For all the talk about Paul DePodesta's background with analytics and the Moneyball era of the MLB, Sashi Brown's Harvard diploma and the almost complete lack of activity out of Cleveland on the NFL free agent front, the new Browns decision-makers aren't simply giving over to statistics and mathematical models when it comes to putting together their team. As evidenced by their addition of former second-overall pick and one-time quarterback of the present and future in Washington, Robert Griffin III, last week, the Browns know that there's more to putting together a competitive football team, more to winning in the NFL.

And that more is the people, the players, like Griffin who make up a team.

"I wouldn't trade our process for any I've seen since I've been in the NFL," Jackson said recently, per Peter King. "I don't do anything without us all talking things through. They don't do anything with talking to me. Paul's input was very valuable in the process of signing Robert. He was good about the psyche of an athlete coming back from injuries or adversity, and about the fact that it's a people business. We all talk football, football, football, but this is a people business foremost. And all of us in the process here are joined at the hip."

Really, the Browns signing of RG3 means little beyond the hubbub that immediately followed it. Griffin, though he shot out to that electrifying start to his NFL career in Washington, has fallen back to earth and tumbled down the rabbit hole. Now, he's just hoping to find his way back to reality.

Taking ownership of his own hand in things falling apart so spectacularly in Washington - as Jackson indicated Griffin had - is a good first step for RG3. But again, unless what follows is Griffin appearing at Browns offseason work with a new attitude and a new approach to his own game, it won't matter much, if at all.

The Browns are almost certainly still going to take a quarterback at No. 2 in the first round of the 2016 NFL Draft, whether that be Carson Wentz or Jared Goff, and it's likely that the long-term future of football in Cleveland does not include RG3.

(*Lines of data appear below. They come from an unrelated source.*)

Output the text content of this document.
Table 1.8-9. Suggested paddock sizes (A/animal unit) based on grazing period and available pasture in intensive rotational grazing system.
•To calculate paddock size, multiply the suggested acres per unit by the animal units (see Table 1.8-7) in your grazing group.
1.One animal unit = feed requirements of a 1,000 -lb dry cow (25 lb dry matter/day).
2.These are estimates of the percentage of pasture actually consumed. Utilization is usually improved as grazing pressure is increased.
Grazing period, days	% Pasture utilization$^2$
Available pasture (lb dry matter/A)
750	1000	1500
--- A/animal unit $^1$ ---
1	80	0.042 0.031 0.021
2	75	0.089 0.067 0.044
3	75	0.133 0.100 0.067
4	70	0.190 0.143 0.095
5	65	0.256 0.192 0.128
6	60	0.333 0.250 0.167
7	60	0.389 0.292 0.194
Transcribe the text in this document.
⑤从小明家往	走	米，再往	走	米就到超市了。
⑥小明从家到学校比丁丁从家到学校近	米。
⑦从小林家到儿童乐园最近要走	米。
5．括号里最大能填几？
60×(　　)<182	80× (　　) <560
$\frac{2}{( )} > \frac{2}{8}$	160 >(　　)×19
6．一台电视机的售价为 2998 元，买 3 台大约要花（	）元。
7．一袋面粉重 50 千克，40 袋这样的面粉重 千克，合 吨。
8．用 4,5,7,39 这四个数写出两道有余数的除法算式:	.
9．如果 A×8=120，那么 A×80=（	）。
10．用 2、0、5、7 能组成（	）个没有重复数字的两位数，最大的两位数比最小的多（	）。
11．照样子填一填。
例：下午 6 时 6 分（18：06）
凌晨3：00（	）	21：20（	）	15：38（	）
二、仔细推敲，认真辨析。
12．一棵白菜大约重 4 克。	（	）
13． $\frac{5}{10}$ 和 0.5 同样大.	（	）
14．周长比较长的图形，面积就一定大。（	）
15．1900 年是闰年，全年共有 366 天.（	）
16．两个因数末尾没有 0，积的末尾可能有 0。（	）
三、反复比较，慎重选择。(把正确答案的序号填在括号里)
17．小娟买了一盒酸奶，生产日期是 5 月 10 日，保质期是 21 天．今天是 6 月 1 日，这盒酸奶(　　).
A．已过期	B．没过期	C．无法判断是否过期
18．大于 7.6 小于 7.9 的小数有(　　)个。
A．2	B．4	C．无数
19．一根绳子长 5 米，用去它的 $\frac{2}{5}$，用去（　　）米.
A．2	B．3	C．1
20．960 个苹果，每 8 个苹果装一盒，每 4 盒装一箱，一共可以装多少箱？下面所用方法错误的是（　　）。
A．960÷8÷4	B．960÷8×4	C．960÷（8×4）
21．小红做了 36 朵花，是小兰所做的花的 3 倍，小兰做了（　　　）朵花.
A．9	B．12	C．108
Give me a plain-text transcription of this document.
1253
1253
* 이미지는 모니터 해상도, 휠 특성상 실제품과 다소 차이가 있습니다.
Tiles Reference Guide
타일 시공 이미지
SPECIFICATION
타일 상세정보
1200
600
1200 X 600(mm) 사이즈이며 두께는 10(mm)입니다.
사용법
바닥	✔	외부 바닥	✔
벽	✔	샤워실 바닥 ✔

That Jackson, and by extension the rest of the Browns' decision-makers, were sufficiently swayed by Griffin's contriteness is a positive - for him. For the team, it's nothing more than the addition of another talented player looking to make good on all the promise he squandered at a prior NFL destination - a cheap add that can be built upon if it somehow works out, jettisoned easily if it doesn't.

Griffin gets $6.75 million in 2016, $7.5 million in 2017 if, and only if, he proves it wasn't all an act and he really is hell-bent on remaking himself in Jackson's ideal quarterback image.

Really though, the Browns adding Griffin should be viewed as a good sign by any Cleveland fan worried that the team will be fully given over to these Moneyball metrics - it means DePodesta and Co. are willing to be flexible when it comes to Jackson's perceptions of a player's intent and/or willingness to work.

The fact that it just so happens to give them a potential impact player on a cheap deal - one of the tenets of the Moneyball system - is surely just a nice coincidence.